Estou em processo de esvaziamento. Se a expressão é nova, explico (até porque, acabo de inventar). Dias atrás me peguei pensando nessa ideia de que a gente passa muitos anos acumulando tudo aquilo que sempre quis – e quase sempre isso são coisas materiais –, até a hora em que nos vemos rodeados daquilo que chamo de “muito”. Foi assim comigo, que só me vi realizado quando construí uma estante para poder organizar todos os meus livros, por exemplo. O mesmo aconteceu com a minha coleção de filmes de terror, meus frascos de perfume, e por aí vai... Até que eu olhei para tudo isso e senti falta daquilo que chamo de “pouco”.
Não estou levantando bandeira contra o costume de cultivar suas próprias coleções, muito menos o de conquistar aquilo que tanto se deseja. O ponto aqui são os excessos mesmo, aquele acúmulo de itens que até podem ter feito sentido, mas que passam a ser uma decoração empoeirada ou só ocupam espaço escondidos nos armários mesmo.
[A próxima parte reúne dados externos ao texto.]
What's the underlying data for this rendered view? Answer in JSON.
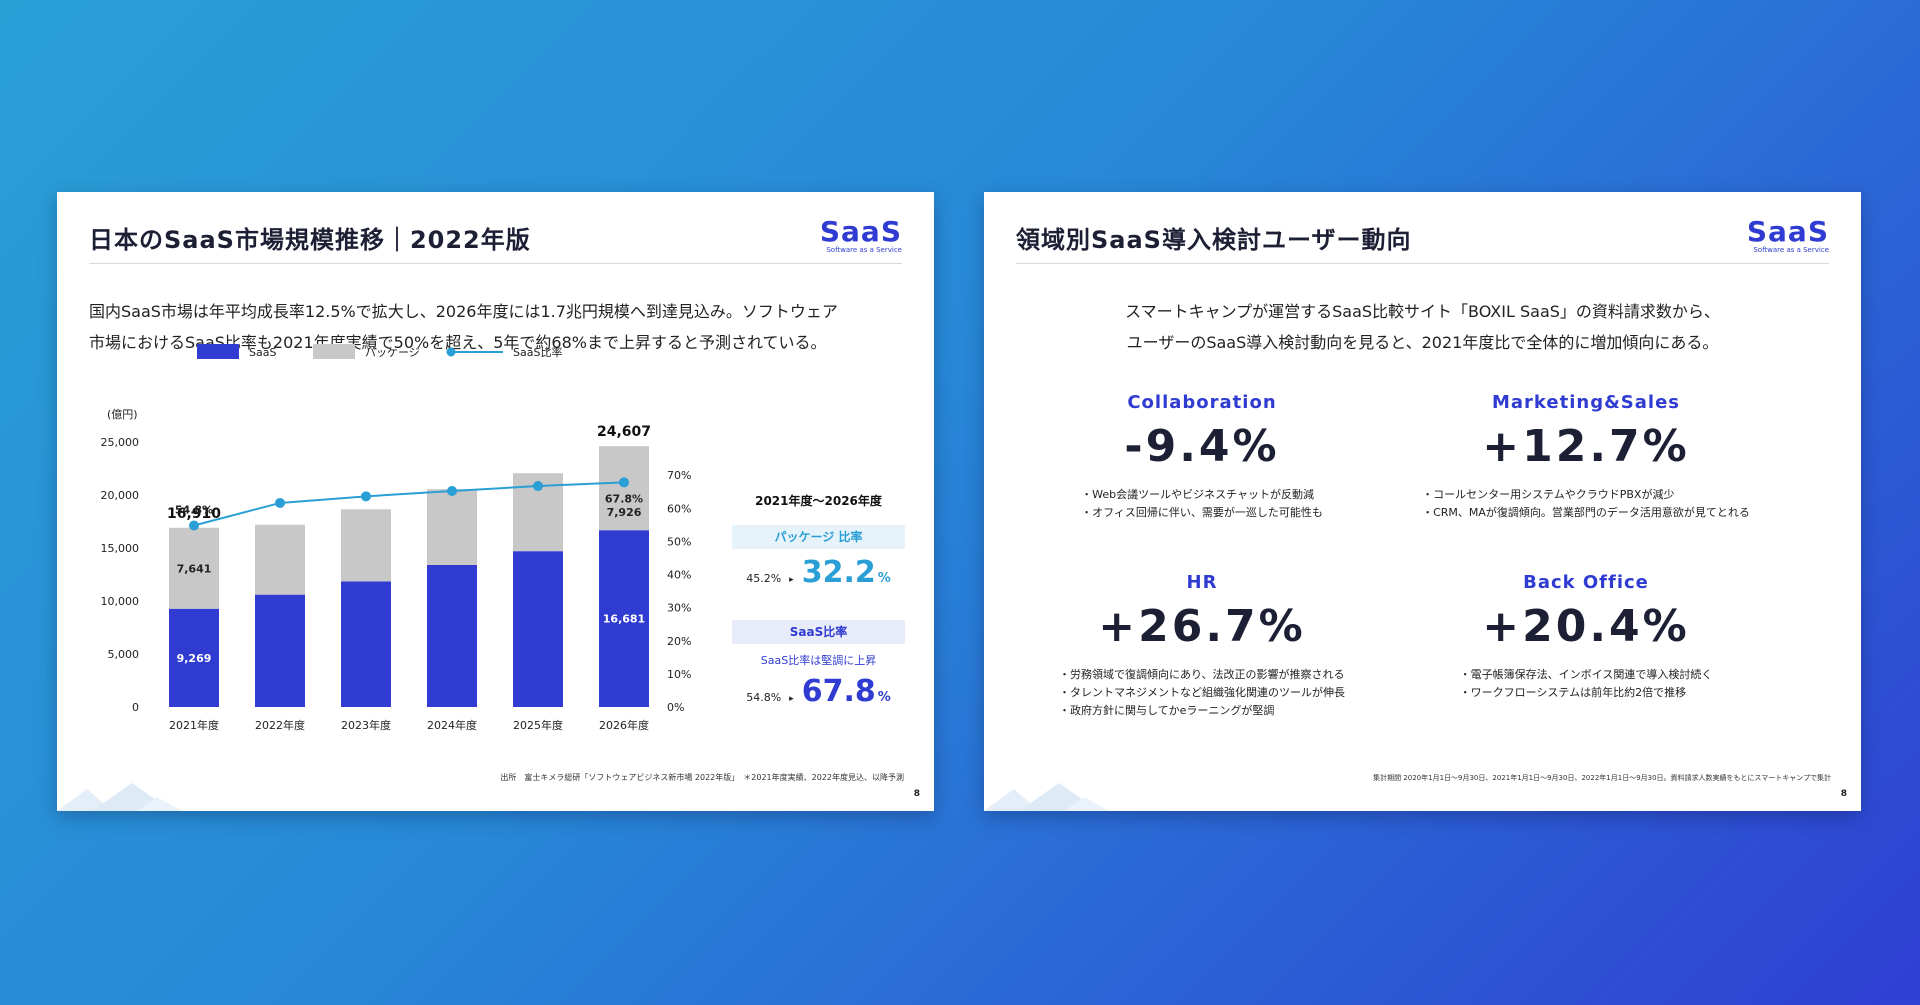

O desapego exige um amadurecimento emocional, já que na maioria das vezes acaba sendo doloroso. Não tem como: chegamos a sentir que estamos perdendo uma parte da gente. E pensando bem, estamos mesmo, já que até as coisas materiais representam um pouco daquilo que nós somos.
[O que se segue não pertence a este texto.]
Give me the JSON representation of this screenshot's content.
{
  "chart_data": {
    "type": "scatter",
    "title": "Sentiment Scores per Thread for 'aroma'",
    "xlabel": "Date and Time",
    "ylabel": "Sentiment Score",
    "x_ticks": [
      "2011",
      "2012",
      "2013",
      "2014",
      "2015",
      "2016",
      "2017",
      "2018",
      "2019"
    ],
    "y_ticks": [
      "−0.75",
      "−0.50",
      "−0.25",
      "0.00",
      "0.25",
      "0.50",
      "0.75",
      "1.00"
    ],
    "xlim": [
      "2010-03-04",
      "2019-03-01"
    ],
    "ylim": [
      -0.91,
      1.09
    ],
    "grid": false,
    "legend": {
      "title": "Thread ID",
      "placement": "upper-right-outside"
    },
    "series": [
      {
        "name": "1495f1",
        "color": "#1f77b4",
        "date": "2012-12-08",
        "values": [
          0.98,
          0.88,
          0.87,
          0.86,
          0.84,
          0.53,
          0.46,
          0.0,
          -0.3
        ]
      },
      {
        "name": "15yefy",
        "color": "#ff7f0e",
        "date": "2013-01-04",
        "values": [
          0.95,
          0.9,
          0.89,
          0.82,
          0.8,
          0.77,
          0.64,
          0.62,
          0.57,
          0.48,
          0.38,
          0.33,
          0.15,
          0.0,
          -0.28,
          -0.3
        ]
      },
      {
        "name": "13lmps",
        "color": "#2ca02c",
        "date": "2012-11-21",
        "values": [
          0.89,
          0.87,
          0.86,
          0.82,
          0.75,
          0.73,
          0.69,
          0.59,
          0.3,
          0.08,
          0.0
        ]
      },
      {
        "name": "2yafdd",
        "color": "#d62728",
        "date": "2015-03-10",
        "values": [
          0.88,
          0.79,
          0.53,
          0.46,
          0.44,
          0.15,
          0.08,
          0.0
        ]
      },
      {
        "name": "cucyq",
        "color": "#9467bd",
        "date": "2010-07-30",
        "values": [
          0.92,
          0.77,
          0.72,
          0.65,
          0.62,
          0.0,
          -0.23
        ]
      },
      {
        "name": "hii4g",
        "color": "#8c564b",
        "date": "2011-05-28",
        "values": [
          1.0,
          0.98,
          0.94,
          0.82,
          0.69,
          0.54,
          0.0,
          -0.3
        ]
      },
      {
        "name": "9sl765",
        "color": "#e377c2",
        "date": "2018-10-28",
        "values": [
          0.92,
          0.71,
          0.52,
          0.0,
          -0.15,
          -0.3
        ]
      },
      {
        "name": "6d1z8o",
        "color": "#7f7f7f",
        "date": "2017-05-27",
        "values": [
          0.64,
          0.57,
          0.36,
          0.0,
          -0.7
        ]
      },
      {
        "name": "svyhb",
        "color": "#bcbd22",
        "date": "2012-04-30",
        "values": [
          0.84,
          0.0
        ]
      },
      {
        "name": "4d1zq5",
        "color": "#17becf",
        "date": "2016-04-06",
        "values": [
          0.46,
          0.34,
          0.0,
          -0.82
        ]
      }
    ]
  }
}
Nos últimos tempos, o minimalismo é um conceito que tem se alastrado por aí e que se choca com uma sociedade capitalista cujo consumo é desenfreado e descartável. Não sei dizer se em algum momento acreditei que isso seria para mim, ou até se li algum artigo que me encorajou a pensar diferente. Fato é que eu me senti perdido em meio a tanta coisa que amo, mas que ocupa aquele espaço de respiro e calmaria que deveria ser meu.
Lá atrás, seguidamente eu questionava os meus pais sobre as cores da nossa casa. Eu reclamava porque todos os cômodos eram brancos, com no máximo um tom de madeira aqui ou ali, alegando que tudo era sem graça e frio. Hoje, acho que entendo eles um pouco mais. Precisamos de espaços livres para nos esvaziarmos, principalmente depois de um dia acumulando o “muito”.
Por enquanto, a minha casa continua bem colorida, porém tenho me livrado de vários itens que, mesmo marcados na minha história, hoje já não cabem mais na minha estante. Aos poucos, diminuo o meu “muito”, e toda vez que vejo uma prateleira se esvaziar, entendo que ali já existiu tanta coisa que agora é o tempo certo para deixá-las ir. E quem fica sou eu - menos sufocado, menos perdido nos meus reflexos, e ao mesmo tempo mais derramado em mim e só. E é aí que eu tenho a certeza de que esse é o “pouco” que me basta.